- North Balgowlah Location in metropolitan Sydney
- Interactive map of North Balgowlah
- Country: Australia
- State: New South Wales
- City: Sydney
- LGA: Northern Beaches Council;
- Location: 13 km (8.1 mi) north-east of Sydney CBD;
- Established: 1832

Government
- • State electorate: Manly;
- • Federal division: Warringah;
- Elevation: 101 m (331 ft)

Population
- • Total: 3,816 (2021 census)
- Postcode: 2093
Suburbs around North Balgowlah
| Allambie Heights | North Manly | Manly Vale |
| Seaforth | North Balgowlah | Balgowlah |
| Seaforth | Seaforth | Balgowlah |

= North Balgowlah =

North Balgowlah is a suburb of Northern Sydney, in the state of New South Wales, Australia. North Balgowlah is located 13 kilometres north-east of the Sydney central business district, in the local government area of Northern Beaches Council, and part of the Northern Beaches region. North Balgowlah shares the postcode 2093 with the adjacent Balgowlah and Balgowlah Heights.

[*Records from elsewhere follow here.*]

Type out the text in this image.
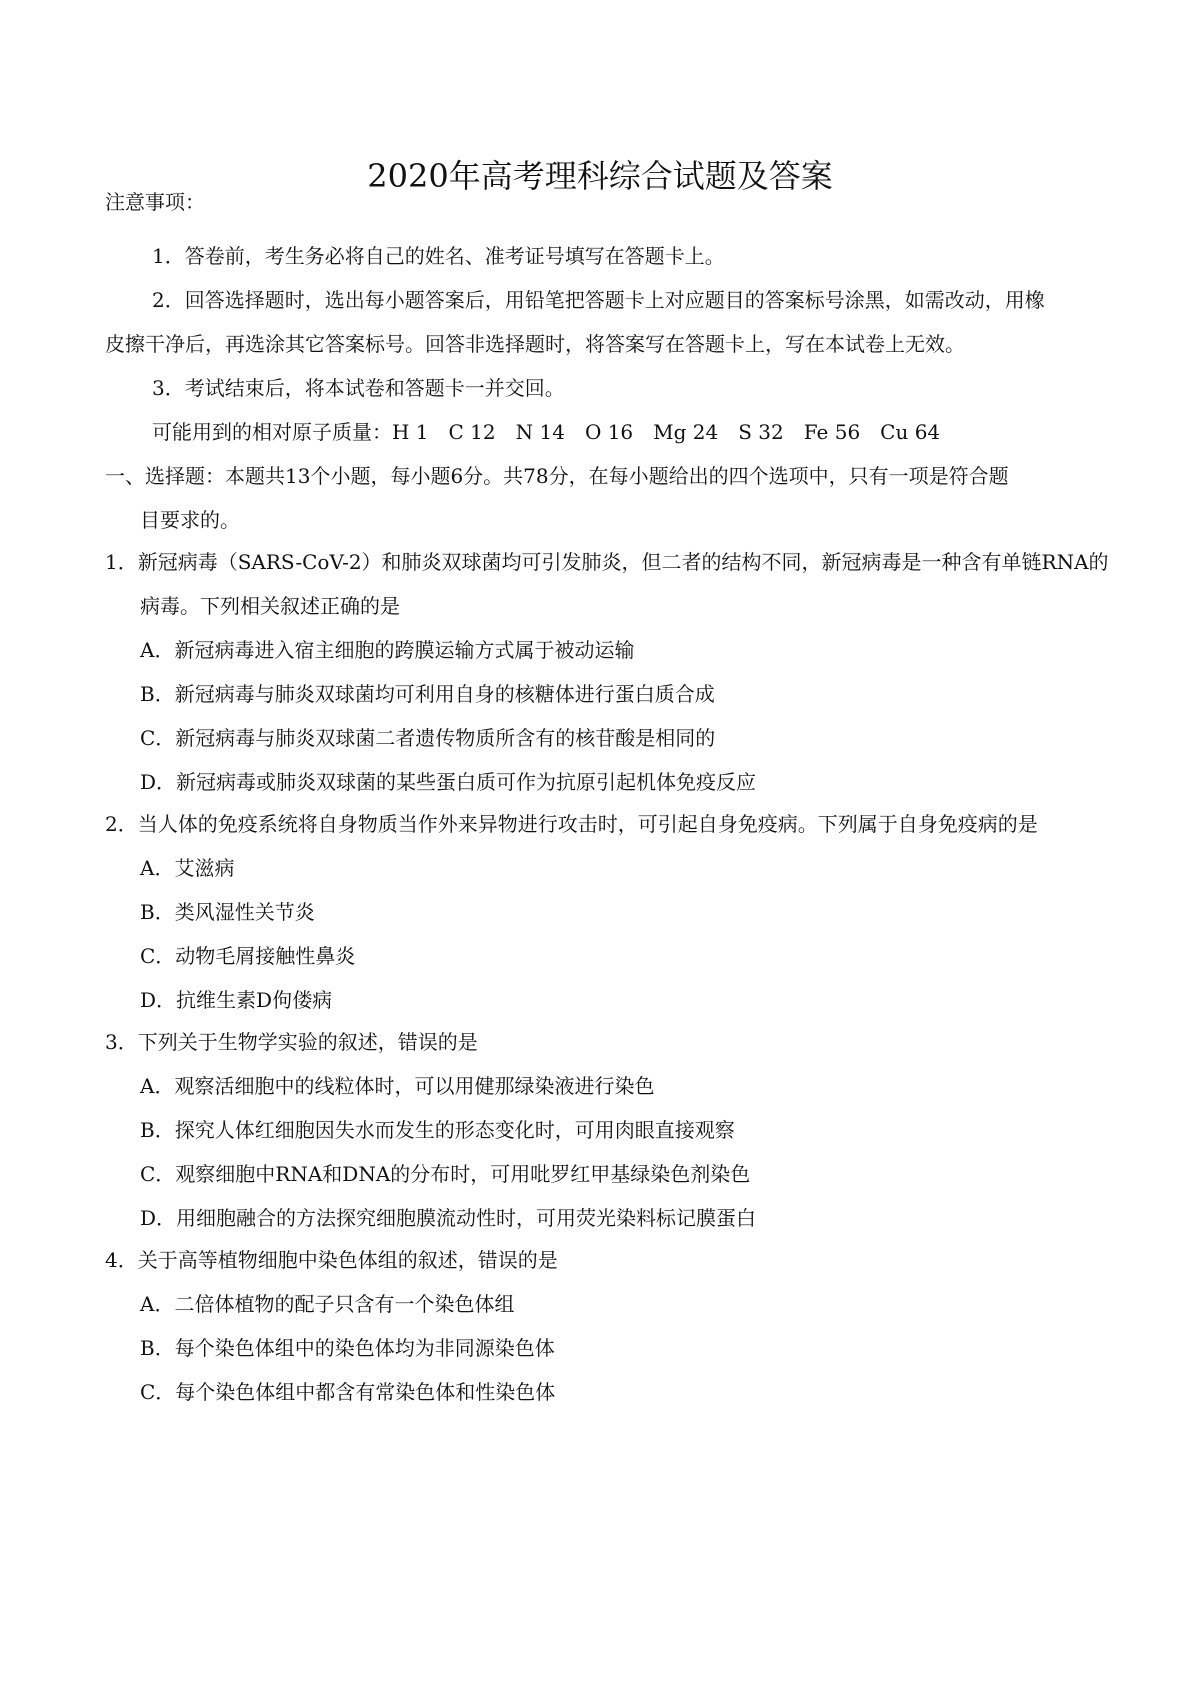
2020年高考理科综合试题及答案
注意事项：
1．答卷前，考生务必将自己的姓名、准考证号填写在答题卡上。
2．回答选择题时，选出每小题答案后，用铅笔把答题卡上对应题目的答案标号涂黑，如需改动，用橡
皮擦干净后，再选涂其它答案标号。回答非选择题时，将答案写在答题卡上，写在本试卷上无效。
3．考试结束后，将本试卷和答题卡一并交回。
可能用到的相对原子质量：H 1　C 12　N 14　O 16　Mg 24　S 32　Fe 56　Cu 64
一、选择题：本题共13个小题，每小题6分。共78分，在每小题给出的四个选项中，只有一项是符合题
目要求的。
1．新冠病毒（SARS-CoV-2）和肺炎双球菌均可引发肺炎，但二者的结构不同，新冠病毒是一种含有单链RNA的
病毒。下列相关叙述正确的是
A．新冠病毒进入宿主细胞的跨膜运输方式属于被动运输
B．新冠病毒与肺炎双球菌均可利用自身的核糖体进行蛋白质合成
C．新冠病毒与肺炎双球菌二者遗传物质所含有的核苷酸是相同的
D．新冠病毒或肺炎双球菌的某些蛋白质可作为抗原引起机体免疫反应
2．当人体的免疫系统将自身物质当作外来异物进行攻击时，可引起自身免疫病。下列属于自身免疫病的是
A．艾滋病
B．类风湿性关节炎
C．动物毛屑接触性鼻炎
D．抗维生素D佝偻病
3．下列关于生物学实验的叙述，错误的是
A．观察活细胞中的线粒体时，可以用健那绿染液进行染色
B．探究人体红细胞因失水而发生的形态变化时，可用肉眼直接观察
C．观察细胞中RNA和DNA的分布时，可用吡罗红甲基绿染色剂染色
D．用细胞融合的方法探究细胞膜流动性时，可用荧光染料标记膜蛋白
4．关于高等植物细胞中染色体组的叙述，错误的是
A．二倍体植物的配子只含有一个染色体组
B．每个染色体组中的染色体均为非同源染色体
C．每个染色体组中都含有常染色体和性染色体
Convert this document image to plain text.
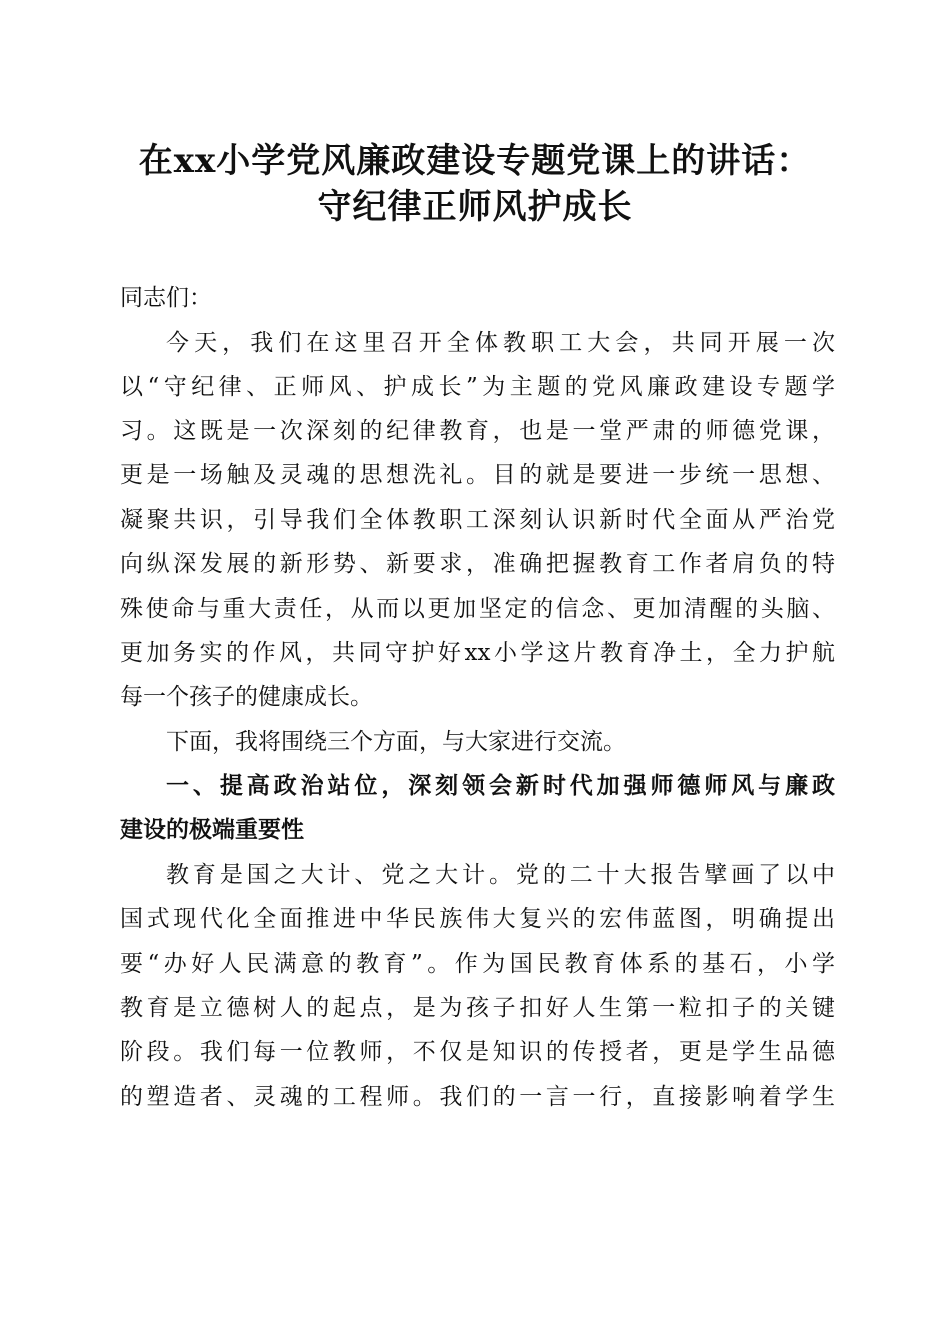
在xx小学党风廉政建设专题党课上的讲话：
守纪律正师风护成长
同志们：
今天，我们在这里召开全体教职工大会，共同开展一次
以“守纪律、正师风、护成长”为主题的党风廉政建设专题学
习。这既是一次深刻的纪律教育，也是一堂严肃的师德党课，
更是一场触及灵魂的思想洗礼。目的就是要进一步统一思想、
凝聚共识，引导我们全体教职工深刻认识新时代全面从严治党
向纵深发展的新形势、新要求，准确把握教育工作者肩负的特
殊使命与重大责任，从而以更加坚定的信念、更加清醒的头脑、
更加务实的作风，共同守护好xx小学这片教育净土，全力护航
每一个孩子的健康成长。
下面，我将围绕三个方面，与大家进行交流。
一、提高政治站位，深刻领会新时代加强师德师风与廉政
建设的极端重要性
教育是国之大计、党之大计。党的二十大报告擘画了以中
国式现代化全面推进中华民族伟大复兴的宏伟蓝图，明确提出
要“办好人民满意的教育”。作为国民教育体系的基石，小学
教育是立德树人的起点，是为孩子扣好人生第一粒扣子的关键
阶段。我们每一位教师，不仅是知识的传授者，更是学生品德
的塑造者、灵魂的工程师。我们的一言一行，直接影响着学生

There is access to Manly Dam Memorial Park from many streets in North Balgowlah for bushwalking, kayaking, swimming, and water-skiing. Manly Dam also has a children's playground which is currently being re-developed, and multiple picnic areas

North Balgowlah is home to a primary school, Community Centre, park and local shops.

==History==
Balgowlah was named in 1832 after an Aboriginal word meaning north harbour in reference to its position from Port Jackson.
There are multiple Aboriginal sites in the Manly Dam Memorial Park demonstrating an aboriginal settlement.

In July 1988 a local man fired his gun injuring two people leading to a siege which ended when his body was discovered in his burnt out house on Woodbine Street.